Upon discharge, patients should have a valuable resource that sets them up for success.
Psych wards should provide all patients with a completed workbook post release with the treatment plan they followed during admission, their recommended treatment plan post admission, a comprehensive list of coping mechanisms, local affordable options for therapy / counseling, crisis hotline and text line numbers, and a supportive message.

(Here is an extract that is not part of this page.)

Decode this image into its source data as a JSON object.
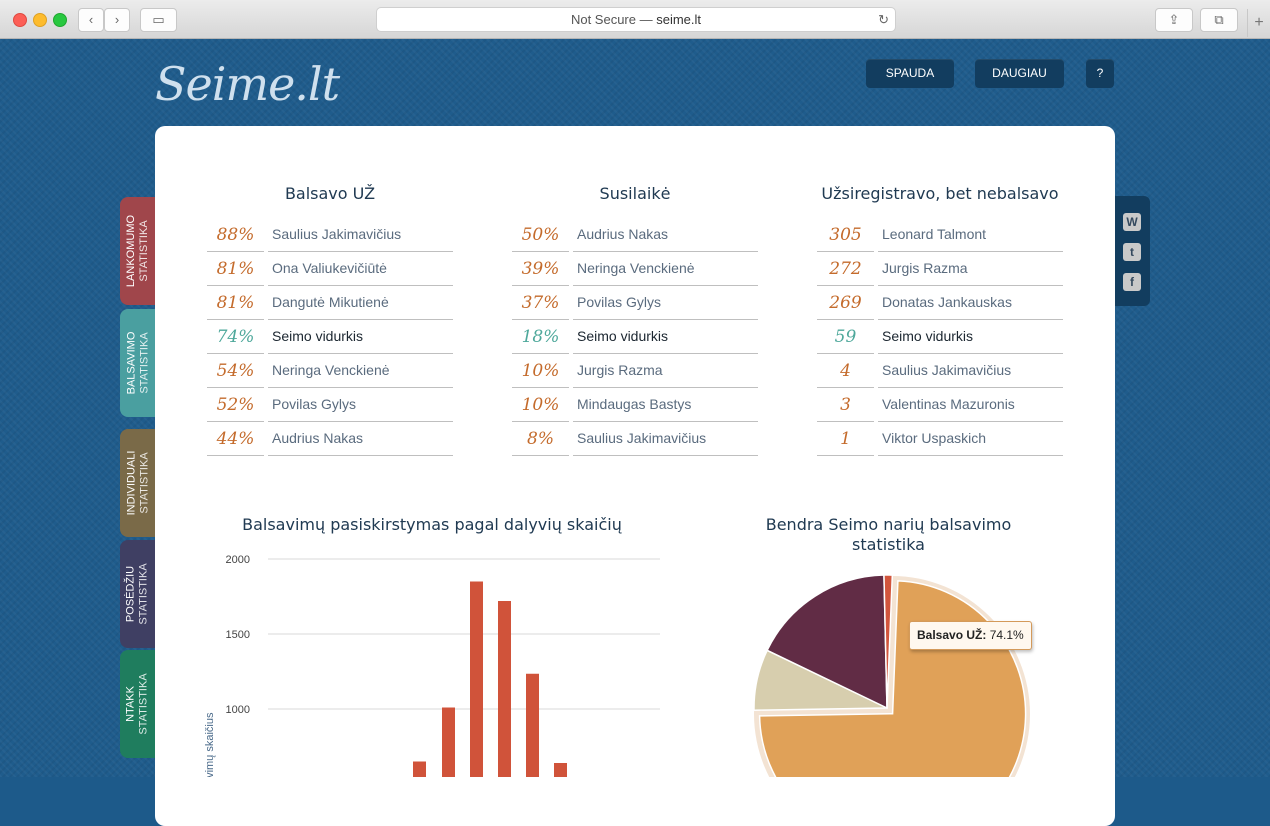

Treatment costs are extremely high. Hospitals and/or governments need to reallocate funding to allow for quality treatment.
Many patients leave the mental health treatment facility drowning in bills from their admission on top of any additional costs (such as ER visits and ambulance). If the costs were significantly reduced, this would help transitioning to life post admission more feasible and less stressful, while simultaneously encouraging more individuals to reach out for help.
After discharge, patients are thrown out into the world with no one checking in on them.
Every hospital should have a case manager that checks in with the patients on a routine basis. We recommend: a monthly check in for the first year, a bi-annual check in for the second year, and then annual check ins afterward. If the case manager feels the individual should be re-evaluated, they may call them in for a FREE evaluation appointment to see if treatment plans need to be adjusted. This creates a safety net for individuals who are struggling upon discharge and can help to reduce the suicide rate among patients discharged.
The federal or state government should reallocate more funding toward psych wards to help cover the costs of treatment.
We strongly encourage the Federal Government to increase spending on mental health and set a minimum per capita spending on mental health to ensure all states are allocating enough money toward making these improvements. Currently, we have the majority of states operating at around 1% of the total budget going toward mental health AND many insurance policies not efficiently covering mental health treatment and medications. Imagine if the Supreme Court passed legislation that requires insurance companies to cover a decent percentage of mental health treatment and medications to ensure it is affordable for ALL, not just the privileged. Furthermore, imagine if our State Governments enforced equal distribution of funds per capita to every hospital with behavioral health wards. Funding would be based on city population size and need, not based on wealth.